To obtain the average bandwidth (“BW”), software may read out the values of TVTC and TLA at the end of a measurement window. Because the TLA is an aggregate of the deltas, each calculated as the actual latency per transaction minus the target latency per transaction, the Total Adjusted Latency (“Adjusted_TLA”)=(TVTC*MATC)+TLA. The Average Latency per transaction=Adjusted_TLA/TVTC. And, the Average BW=(TVTC*Burst_size)/Adjusted_TLA.
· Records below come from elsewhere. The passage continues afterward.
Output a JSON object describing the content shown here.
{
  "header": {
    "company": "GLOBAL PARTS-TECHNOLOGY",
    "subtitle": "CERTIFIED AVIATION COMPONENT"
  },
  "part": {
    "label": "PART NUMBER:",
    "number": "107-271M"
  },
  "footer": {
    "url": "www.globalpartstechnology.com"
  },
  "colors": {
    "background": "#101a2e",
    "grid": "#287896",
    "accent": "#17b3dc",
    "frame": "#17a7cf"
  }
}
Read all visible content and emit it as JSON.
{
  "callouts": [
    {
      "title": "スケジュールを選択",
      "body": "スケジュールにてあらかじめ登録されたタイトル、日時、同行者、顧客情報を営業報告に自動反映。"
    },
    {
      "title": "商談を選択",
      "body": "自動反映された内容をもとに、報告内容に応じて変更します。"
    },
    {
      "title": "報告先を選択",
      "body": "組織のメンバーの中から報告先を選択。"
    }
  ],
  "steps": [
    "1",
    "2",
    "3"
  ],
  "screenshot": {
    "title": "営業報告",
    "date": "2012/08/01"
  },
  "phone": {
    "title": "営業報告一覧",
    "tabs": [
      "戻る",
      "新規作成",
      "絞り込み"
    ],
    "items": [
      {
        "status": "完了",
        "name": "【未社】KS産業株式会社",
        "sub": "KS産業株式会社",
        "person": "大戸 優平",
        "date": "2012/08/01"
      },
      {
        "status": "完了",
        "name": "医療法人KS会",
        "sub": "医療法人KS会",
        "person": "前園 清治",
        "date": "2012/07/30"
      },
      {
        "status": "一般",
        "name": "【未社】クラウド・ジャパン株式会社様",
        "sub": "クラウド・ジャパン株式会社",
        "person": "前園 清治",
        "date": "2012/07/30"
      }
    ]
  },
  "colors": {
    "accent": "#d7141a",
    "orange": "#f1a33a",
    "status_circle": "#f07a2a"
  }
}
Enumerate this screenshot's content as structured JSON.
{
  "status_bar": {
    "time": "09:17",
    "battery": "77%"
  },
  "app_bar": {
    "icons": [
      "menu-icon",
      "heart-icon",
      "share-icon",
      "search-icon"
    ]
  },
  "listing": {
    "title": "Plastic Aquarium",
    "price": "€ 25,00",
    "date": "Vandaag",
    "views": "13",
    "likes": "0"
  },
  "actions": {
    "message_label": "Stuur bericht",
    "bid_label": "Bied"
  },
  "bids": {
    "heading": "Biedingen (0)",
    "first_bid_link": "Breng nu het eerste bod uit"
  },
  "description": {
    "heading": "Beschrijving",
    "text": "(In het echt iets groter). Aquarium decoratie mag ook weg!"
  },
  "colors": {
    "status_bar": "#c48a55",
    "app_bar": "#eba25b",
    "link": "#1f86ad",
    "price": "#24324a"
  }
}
Repeating the steps of the exemplary embodiment outlined above, software may be used to apply the equation Min_BW_Threshold=(MATC*Burst_Size)/TL in order to calculate values to program into the MATC and TL registers. Hardware is used to sniff the valid bits on the bus and filter out the unwanted ones. As the valid bits are sniffed out, the filtered valid bits may be shifted into shift registers in a round robin fashion. The total number of valid transactions issued over the measurement window may be counted by incrementing the Total Valid Transaction Count (“TVTC”) register and the Running Valid Transaction Count (“RVTC”) register. For each cycle, the actual latency for each completed transaction (and optionally fix up amount) is added to the TLA counter. When there is a data response and TID match, one of the valid bits is cleared, the RVTC is decremented, and the TL is subtracted from the TLA counter. Consequently, at the end of a measurement window, if TVTC>MATC and TLA is positive (MSB=0), the hardware may generate a trigger to adjust bandwidth allocation/priority for transactions associated with the given master engine. Otherwise, bandwidth may be allocated to other master processing engines in an effort to optimize QoS across the SoC.
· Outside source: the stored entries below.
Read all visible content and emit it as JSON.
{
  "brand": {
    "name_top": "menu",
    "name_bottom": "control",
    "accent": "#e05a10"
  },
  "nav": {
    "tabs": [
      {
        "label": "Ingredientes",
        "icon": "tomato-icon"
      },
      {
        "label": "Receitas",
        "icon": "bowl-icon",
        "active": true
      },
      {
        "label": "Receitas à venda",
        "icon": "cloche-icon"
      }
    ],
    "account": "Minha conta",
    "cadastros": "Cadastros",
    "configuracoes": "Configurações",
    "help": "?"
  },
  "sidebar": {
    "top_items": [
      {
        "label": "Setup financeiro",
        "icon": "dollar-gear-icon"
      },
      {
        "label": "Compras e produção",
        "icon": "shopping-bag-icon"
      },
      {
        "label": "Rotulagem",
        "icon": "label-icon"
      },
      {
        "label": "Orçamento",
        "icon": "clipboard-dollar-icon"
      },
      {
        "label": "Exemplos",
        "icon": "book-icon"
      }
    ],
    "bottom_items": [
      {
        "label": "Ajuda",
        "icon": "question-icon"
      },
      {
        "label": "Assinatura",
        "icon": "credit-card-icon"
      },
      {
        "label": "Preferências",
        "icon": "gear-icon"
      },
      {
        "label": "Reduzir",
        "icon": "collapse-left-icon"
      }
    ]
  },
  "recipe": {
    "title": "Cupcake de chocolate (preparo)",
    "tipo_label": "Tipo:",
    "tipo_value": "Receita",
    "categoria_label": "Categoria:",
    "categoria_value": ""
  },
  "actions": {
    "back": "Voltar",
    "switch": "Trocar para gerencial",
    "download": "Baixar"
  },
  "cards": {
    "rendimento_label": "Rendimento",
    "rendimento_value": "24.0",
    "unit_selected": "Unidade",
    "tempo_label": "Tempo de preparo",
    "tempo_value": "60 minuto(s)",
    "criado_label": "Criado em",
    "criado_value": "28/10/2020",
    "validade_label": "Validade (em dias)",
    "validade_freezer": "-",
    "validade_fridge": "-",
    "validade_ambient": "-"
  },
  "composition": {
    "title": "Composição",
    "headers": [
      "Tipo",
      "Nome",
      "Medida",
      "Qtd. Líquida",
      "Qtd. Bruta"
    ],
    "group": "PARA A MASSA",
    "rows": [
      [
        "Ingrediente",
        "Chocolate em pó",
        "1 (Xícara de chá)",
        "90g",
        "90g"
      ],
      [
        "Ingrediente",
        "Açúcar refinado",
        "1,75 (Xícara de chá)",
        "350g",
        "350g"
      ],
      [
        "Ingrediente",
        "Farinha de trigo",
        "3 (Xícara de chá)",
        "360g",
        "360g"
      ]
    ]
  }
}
Notably, and as one of ordinary skill in the art would recognize, an implementation of an embodiment of the solution may monitor as many data streams as needed by adding more threshold registers and valid bit accumulation logic blocks.

Turning now to the figures, FIG. 1 is a functional block diagram illustrating an embodiment of an on-chip system 102 for managing priorities of bus 211 bandwidth allocations to master processing engines 201 based on latency measurements associated with read/write transactions to a double data rate (“DDR”) memory 112A. As indicated by the arrows 205 in the FIG. 1 illustration, a processing engine 201 may be submitting transaction requests for either reading data from the DDR 112A or writing data to the DDR 112A, or a combination thereof, via a system bus 211. As is understood by one of ordinary skill in the art, a processing engine 201, such as the CPU 110, in executing a workload could be fetching and/or updating instructions and/or data that are stored at the address(es) of the DDR memory 112A. Notably, the exemplary embodiment of FIG. 1 is described within the context of transmitting data to a DDR memory 112A via a memory controller 215, however, this is for illustrative purposes only as one of ordinary skill in the art would recognize that alternative embodiments of the solutions disclosed herein may facilitate transfer of data from processing engines on a SoC via a main bus to any other device on the SoC and/or any other memory component type.

Returning to the FIG. 1 illustration, two exemplary master processing engines 201 are depicted. Both engines 201 are uniquely associated with exemplary tightly coupled memories 112. The master processing engine 201A is shown associated with a latency buffer 112B having a “high threshold” and a “low threshold.” The master processing engine 201B is shown associated with an L1/L2 cache 112C. As would be understood by one of ordinary skill in the art, the master processing engine 201B may fetch and write instructions and data to and from its cache 112C unless and until the cache 112C is determined not to contain an up to date image (at which point a transaction request may be issued by the engine 201B to the memory controller 215).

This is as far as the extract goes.